When Brooks came to Northwestern, she thought she would pursue the pre-med track. But as she found herself surrounded by many creative minds, Brooks said she realized she wanted to pursue a career in television.
Communication sciences and disorders Prof. Charles Larson, who taught Brooks and worked with her in a laboratory, said he isn’t surprised she decided to pursue television because she has a bright personality and adventurous spirit.
“She (is) an amazing young woman, very gregarious, always a sparkle in her eyes,” Larson said.
Brooks said she has always set her sights high, and after graduating from college she set her sights high by applying to work for the Oprah Winfrey Show. Brooks landed a job there and stayed for one year, but she said Oprah has remained an important part of her life due to an impulsive decision she made while chatting with Oprah’s makeup artist at the time.
While Brooks with working at the show, Oprah had just opened the leadership academy, and after seeing the documentary about its creation, Brooks said she knew she wanted to be a part of it. With the makeup artist’s encouragement, Brooks wrote Oprah a letter saying she had always envisioned their paths crossing and would love to visit the academy. Brooks didn’t think much of it and doubted there would be a response, she said.
Then Oprah said yes.
“When someone of her stature said yes to this little idea, it immediately made me think that anything was possible in the world,” Brooks said. “It changed my life in that way, just allowing me to know that I can strive as high as my mind will allow.”
Soon, Brooks was leaving the country for the first time, losing her luggage along the way and meeting Oprah in South Africa wearing a dirty hoodie. But seeing the students for the first time instantly made things better, Brooks said.
“They were running up to me, we were smiling and they were waving at me and teaching me their dances and their phrases,” Brooks said. “It was just like an immediate bond, like I had known them for a really long time.”
Brooks maintained relationships with these students and has been back to South Africa three times since.
Mark Lima, vice president of news and supervisor of one-hour specials at Fusion, said in an email that he noticed the rich potential the story of the academy and the girls held. Knowing Brooks’ relationship with Oprah and the students, he suggested that she do a feature on the journeys of academy graduates, Brooks said.
The result, “O Girls,” features five graduates from the academy’s first class and follows their lives since they graduated, highlighting the power of education and the notion that women can do “amazing” things when empowered, Brooks said.
One of these girls is Bongeka Zuma, who grew up in a South African village where women are forbidden from speaking, Brooks said.
“She’s never heard her mother’s voice, never seen her father’s face, because women are supposed to bow down to the men,” Brooks said. “She doesn’t really have a voice in her community, and by the time she started the academy, she had never read a book.”
After graduating from the academy, Zuma became salutatorian of her class at Spelman College in Atlanta and now studies at the University of Oxford.
She is just one out of hundreds of students hand-picked by Oprah to attend the academy.
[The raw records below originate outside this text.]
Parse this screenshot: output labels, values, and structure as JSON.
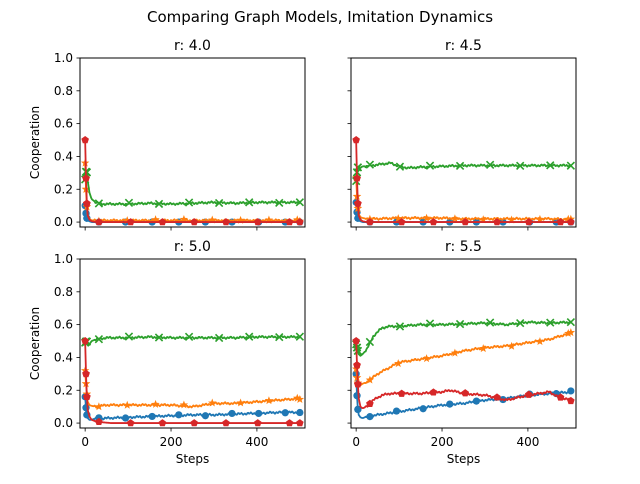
{
  "figure": {
    "title": "Comparing Graph Models, Imitation Dynamics"
  },
  "colors": {
    "blue": "#1f77b4",
    "orange": "#ff7f0e",
    "green": "#2ca02c",
    "red": "#d62728"
  },
  "chart_data": [
    {
      "type": "line",
      "title": "r: 4.0",
      "xlabel": "",
      "ylabel": "Cooperation",
      "xlim": [
        -12,
        512
      ],
      "ylim": [
        -0.03,
        1.0
      ],
      "xticks": [
        0,
        200,
        400
      ],
      "yticks": [
        0.0,
        0.2,
        0.4,
        0.6,
        0.8,
        1.0
      ],
      "show_xticklabels": false,
      "show_yticklabels": true,
      "series": [
        {
          "color": "#1f77b4",
          "marker": "o",
          "x": [
            0,
            3,
            6,
            10,
            15,
            25,
            50,
            100,
            200,
            300,
            400,
            500
          ],
          "y": [
            0.1,
            0.03,
            0.01,
            0.005,
            0.0,
            0.0,
            0.0,
            0.0,
            0.0,
            0.0,
            0.0,
            0.0
          ]
        },
        {
          "color": "#ff7f0e",
          "marker": "*",
          "x": [
            0,
            3,
            6,
            10,
            15,
            25,
            50,
            100,
            200,
            300,
            400,
            500
          ],
          "y": [
            0.36,
            0.12,
            0.04,
            0.02,
            0.01,
            0.01,
            0.01,
            0.01,
            0.01,
            0.01,
            0.01,
            0.01
          ]
        },
        {
          "color": "#2ca02c",
          "marker": "x",
          "x": [
            0,
            3,
            6,
            10,
            15,
            25,
            40,
            60,
            100,
            150,
            200,
            250,
            300,
            350,
            400,
            450,
            500
          ],
          "y": [
            0.26,
            0.33,
            0.25,
            0.18,
            0.14,
            0.12,
            0.11,
            0.11,
            0.11,
            0.115,
            0.11,
            0.115,
            0.12,
            0.115,
            0.12,
            0.12,
            0.12
          ]
        },
        {
          "color": "#d62728",
          "marker": "p",
          "x": [
            0,
            3,
            6,
            10,
            15,
            25,
            50,
            100,
            200,
            300,
            400,
            500
          ],
          "y": [
            0.5,
            0.15,
            0.04,
            0.015,
            0.005,
            0.0,
            0.0,
            0.0,
            0.0,
            0.0,
            0.0,
            0.0
          ]
        }
      ]
    },
    {
      "type": "line",
      "title": "r: 4.5",
      "xlabel": "",
      "ylabel": "",
      "xlim": [
        -12,
        512
      ],
      "ylim": [
        -0.03,
        1.0
      ],
      "xticks": [
        0,
        200,
        400
      ],
      "yticks": [
        0.0,
        0.2,
        0.4,
        0.6,
        0.8,
        1.0
      ],
      "show_xticklabels": false,
      "show_yticklabels": false,
      "series": [
        {
          "color": "#1f77b4",
          "marker": "o",
          "x": [
            0,
            3,
            6,
            10,
            15,
            25,
            50,
            100,
            200,
            300,
            400,
            500
          ],
          "y": [
            0.12,
            0.03,
            0.01,
            0.005,
            0.0,
            0.0,
            0.0,
            0.0,
            0.0,
            0.0,
            0.0,
            0.0
          ]
        },
        {
          "color": "#ff7f0e",
          "marker": "*",
          "x": [
            0,
            3,
            6,
            10,
            15,
            25,
            50,
            100,
            150,
            200,
            250,
            300,
            350,
            400,
            450,
            500
          ],
          "y": [
            0.27,
            0.1,
            0.05,
            0.03,
            0.025,
            0.02,
            0.02,
            0.025,
            0.025,
            0.025,
            0.02,
            0.02,
            0.02,
            0.02,
            0.02,
            0.015
          ]
        },
        {
          "color": "#2ca02c",
          "marker": "x",
          "x": [
            0,
            3,
            6,
            10,
            15,
            25,
            50,
            80,
            100,
            120,
            150,
            200,
            250,
            300,
            350,
            400,
            450,
            500
          ],
          "y": [
            0.25,
            0.33,
            0.34,
            0.33,
            0.34,
            0.34,
            0.35,
            0.36,
            0.34,
            0.33,
            0.335,
            0.34,
            0.345,
            0.345,
            0.345,
            0.345,
            0.345,
            0.345
          ]
        },
        {
          "color": "#d62728",
          "marker": "p",
          "x": [
            0,
            3,
            6,
            10,
            15,
            25,
            50,
            100,
            200,
            300,
            400,
            500
          ],
          "y": [
            0.5,
            0.15,
            0.04,
            0.015,
            0.005,
            0.0,
            0.0,
            0.0,
            0.0,
            0.0,
            0.0,
            0.0
          ]
        }
      ]
    },
    {
      "type": "line",
      "title": "r: 5.0",
      "xlabel": "Steps",
      "ylabel": "Cooperation",
      "xlim": [
        -12,
        512
      ],
      "ylim": [
        -0.03,
        1.0
      ],
      "xticks": [
        0,
        200,
        400
      ],
      "yticks": [
        0.0,
        0.2,
        0.4,
        0.6,
        0.8,
        1.0
      ],
      "show_xticklabels": true,
      "show_yticklabels": true,
      "series": [
        {
          "color": "#1f77b4",
          "marker": "o",
          "x": [
            0,
            3,
            6,
            10,
            15,
            20,
            25,
            50,
            100,
            150,
            200,
            250,
            300,
            350,
            400,
            450,
            500
          ],
          "y": [
            0.16,
            0.06,
            0.03,
            0.02,
            0.02,
            0.025,
            0.025,
            0.03,
            0.035,
            0.04,
            0.045,
            0.05,
            0.05,
            0.055,
            0.06,
            0.065,
            0.065
          ]
        },
        {
          "color": "#ff7f0e",
          "marker": "*",
          "x": [
            0,
            3,
            6,
            10,
            15,
            25,
            50,
            100,
            150,
            200,
            250,
            300,
            350,
            400,
            450,
            500
          ],
          "y": [
            0.32,
            0.2,
            0.13,
            0.11,
            0.105,
            0.1,
            0.11,
            0.11,
            0.11,
            0.11,
            0.1,
            0.12,
            0.12,
            0.13,
            0.14,
            0.15
          ]
        },
        {
          "color": "#2ca02c",
          "marker": "x",
          "x": [
            0,
            3,
            6,
            10,
            15,
            25,
            50,
            80,
            100,
            150,
            200,
            250,
            300,
            350,
            400,
            450,
            500
          ],
          "y": [
            0.49,
            0.5,
            0.49,
            0.48,
            0.5,
            0.51,
            0.52,
            0.52,
            0.52,
            0.525,
            0.52,
            0.52,
            0.52,
            0.52,
            0.525,
            0.525,
            0.525
          ]
        },
        {
          "color": "#d62728",
          "marker": "p",
          "x": [
            0,
            3,
            6,
            10,
            15,
            25,
            40,
            60,
            100,
            200,
            300,
            400,
            500
          ],
          "y": [
            0.5,
            0.2,
            0.08,
            0.04,
            0.02,
            0.01,
            0.005,
            0.0,
            0.0,
            0.0,
            0.0,
            0.0,
            0.0
          ]
        }
      ]
    },
    {
      "type": "line",
      "title": "r: 5.5",
      "xlabel": "Steps",
      "ylabel": "",
      "xlim": [
        -12,
        512
      ],
      "ylim": [
        -0.03,
        1.0
      ],
      "xticks": [
        0,
        200,
        400
      ],
      "yticks": [
        0.0,
        0.2,
        0.4,
        0.6,
        0.8,
        1.0
      ],
      "show_xticklabels": true,
      "show_yticklabels": false,
      "series": [
        {
          "color": "#1f77b4",
          "marker": "o",
          "x": [
            0,
            3,
            6,
            10,
            15,
            25,
            50,
            100,
            150,
            200,
            250,
            300,
            350,
            400,
            450,
            500
          ],
          "y": [
            0.3,
            0.1,
            0.05,
            0.035,
            0.03,
            0.04,
            0.05,
            0.07,
            0.09,
            0.11,
            0.12,
            0.14,
            0.15,
            0.17,
            0.18,
            0.19
          ]
        },
        {
          "color": "#ff7f0e",
          "marker": "*",
          "x": [
            0,
            3,
            6,
            10,
            15,
            25,
            50,
            100,
            150,
            200,
            250,
            300,
            350,
            400,
            450,
            500
          ],
          "y": [
            0.33,
            0.25,
            0.23,
            0.23,
            0.24,
            0.25,
            0.3,
            0.37,
            0.39,
            0.41,
            0.44,
            0.46,
            0.47,
            0.49,
            0.51,
            0.55
          ]
        },
        {
          "color": "#2ca02c",
          "marker": "x",
          "x": [
            0,
            3,
            6,
            10,
            15,
            25,
            40,
            60,
            80,
            100,
            150,
            200,
            250,
            300,
            350,
            400,
            450,
            500
          ],
          "y": [
            0.48,
            0.45,
            0.42,
            0.41,
            0.42,
            0.45,
            0.53,
            0.58,
            0.59,
            0.59,
            0.6,
            0.6,
            0.605,
            0.61,
            0.6,
            0.615,
            0.61,
            0.615
          ]
        },
        {
          "color": "#d62728",
          "marker": "p",
          "x": [
            0,
            3,
            6,
            10,
            15,
            25,
            40,
            60,
            80,
            100,
            150,
            200,
            220,
            250,
            300,
            350,
            400,
            450,
            470,
            500
          ],
          "y": [
            0.5,
            0.28,
            0.15,
            0.1,
            0.09,
            0.1,
            0.14,
            0.17,
            0.18,
            0.18,
            0.18,
            0.19,
            0.2,
            0.18,
            0.17,
            0.14,
            0.17,
            0.19,
            0.16,
            0.14
          ]
        }
      ]
    }
  ]
}
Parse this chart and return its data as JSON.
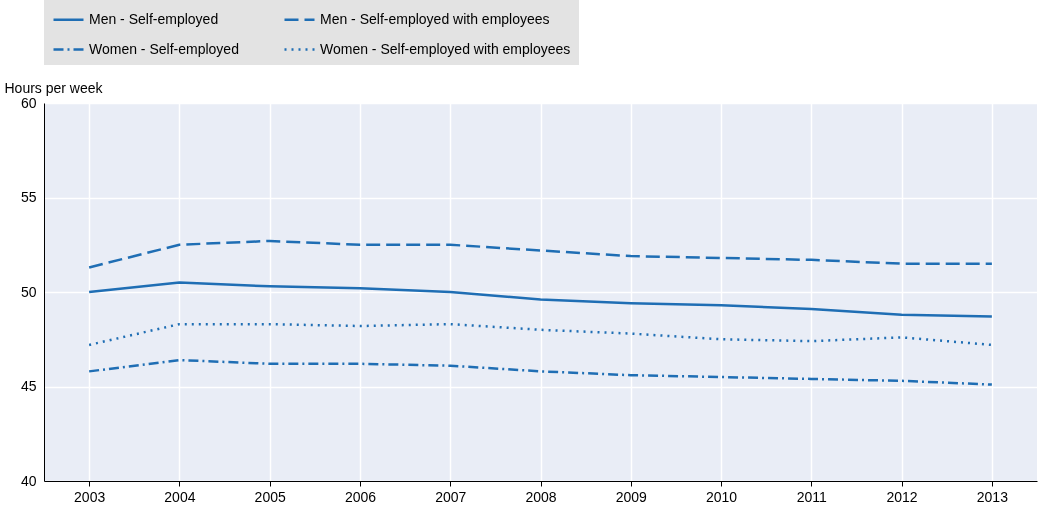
{
  "chart_data": {
    "type": "line",
    "ylabel": "Hours per week",
    "categories": [
      "2003",
      "2004",
      "2005",
      "2006",
      "2007",
      "2008",
      "2009",
      "2010",
      "2011",
      "2012",
      "2013"
    ],
    "series": [
      {
        "name": "Men - Self-employed",
        "color": "#1f6eb4",
        "line_style": "solid",
        "values": [
          50.0,
          50.5,
          50.3,
          50.2,
          50.0,
          49.6,
          49.4,
          49.3,
          49.1,
          48.8,
          48.7
        ]
      },
      {
        "name": "Men - Self-employed with employees",
        "color": "#1f6eb4",
        "line_style": "dashed",
        "values": [
          51.3,
          52.5,
          52.7,
          52.5,
          52.5,
          52.2,
          51.9,
          51.8,
          51.7,
          51.5,
          51.5
        ]
      },
      {
        "name": "Women - Self-employed",
        "color": "#1f6eb4",
        "line_style": "dashdot",
        "values": [
          45.8,
          46.4,
          46.2,
          46.2,
          46.1,
          45.8,
          45.6,
          45.5,
          45.4,
          45.3,
          45.1
        ]
      },
      {
        "name": "Women - Self-employed with employees",
        "color": "#1f6eb4",
        "line_style": "dotted",
        "values": [
          47.2,
          48.3,
          48.3,
          48.2,
          48.3,
          48.0,
          47.8,
          47.5,
          47.4,
          47.6,
          47.2
        ]
      }
    ],
    "ylim": [
      40,
      60
    ],
    "yticks": [
      40,
      45,
      50,
      55,
      60
    ],
    "grid": true,
    "legend": "top"
  }
}
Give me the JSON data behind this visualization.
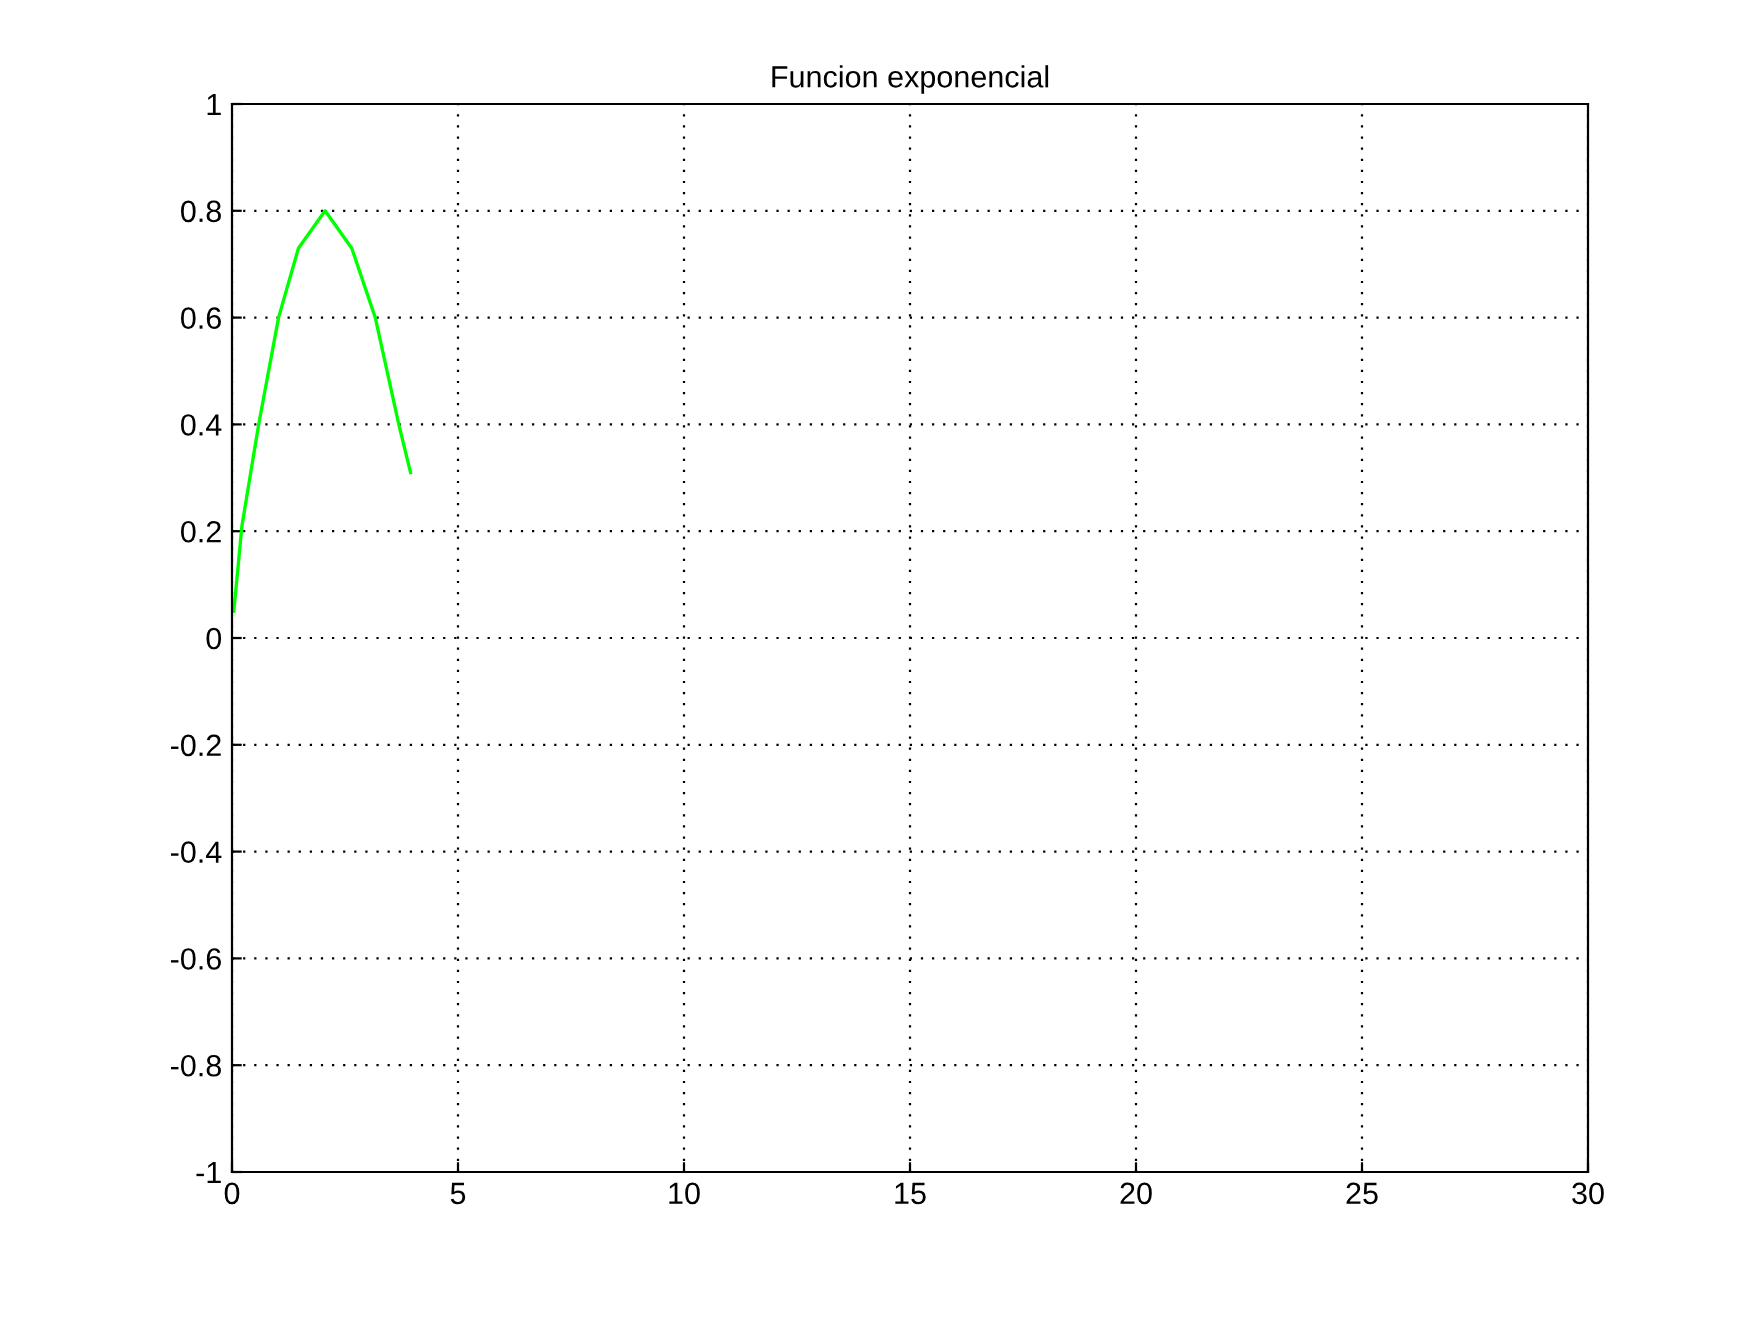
{
  "chart_data": {
    "type": "line",
    "title": "Funcion exponencial",
    "series": [
      {
        "color": "#00ff00",
        "x": [
          0.04,
          0.22,
          0.59,
          1.03,
          1.47,
          2.06,
          2.65,
          3.17,
          3.69,
          3.95
        ],
        "values": [
          0.05,
          0.21,
          0.4,
          0.6,
          0.73,
          0.8,
          0.73,
          0.6,
          0.4,
          0.31
        ]
      }
    ],
    "xlim": [
      0,
      30
    ],
    "xticks": [
      0,
      5,
      10,
      15,
      20,
      25,
      30
    ],
    "ylim": [
      -1,
      1
    ],
    "yticks": [
      -1,
      -0.8,
      -0.6,
      -0.4,
      -0.2,
      0,
      0.2,
      0.4,
      0.6,
      0.8,
      1
    ],
    "grid": true,
    "line_style": "solid",
    "marker": "none"
  }
}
“When you hear (Bongeka’s) words, when you hear what she’s gone through and you’re only getting a little piece of it, you will immediately recognize that you can do anything,” Brooks said. “There’s strength, there’s power in these stories, and I think people are going to feel it.”
As much as Oprah’s green-lighting her involvement in the project inspired Brooks, she said the students at the academy in South Africa have also had a profound impact on her outlook.
“They get life,” she said. “They understand the important things about what we’re supposed to extract from our journey on this earth and being around that, being in that space where they learned all of these good nuggets from Oprah, there’s no way I can’t be reinspired by all of that.”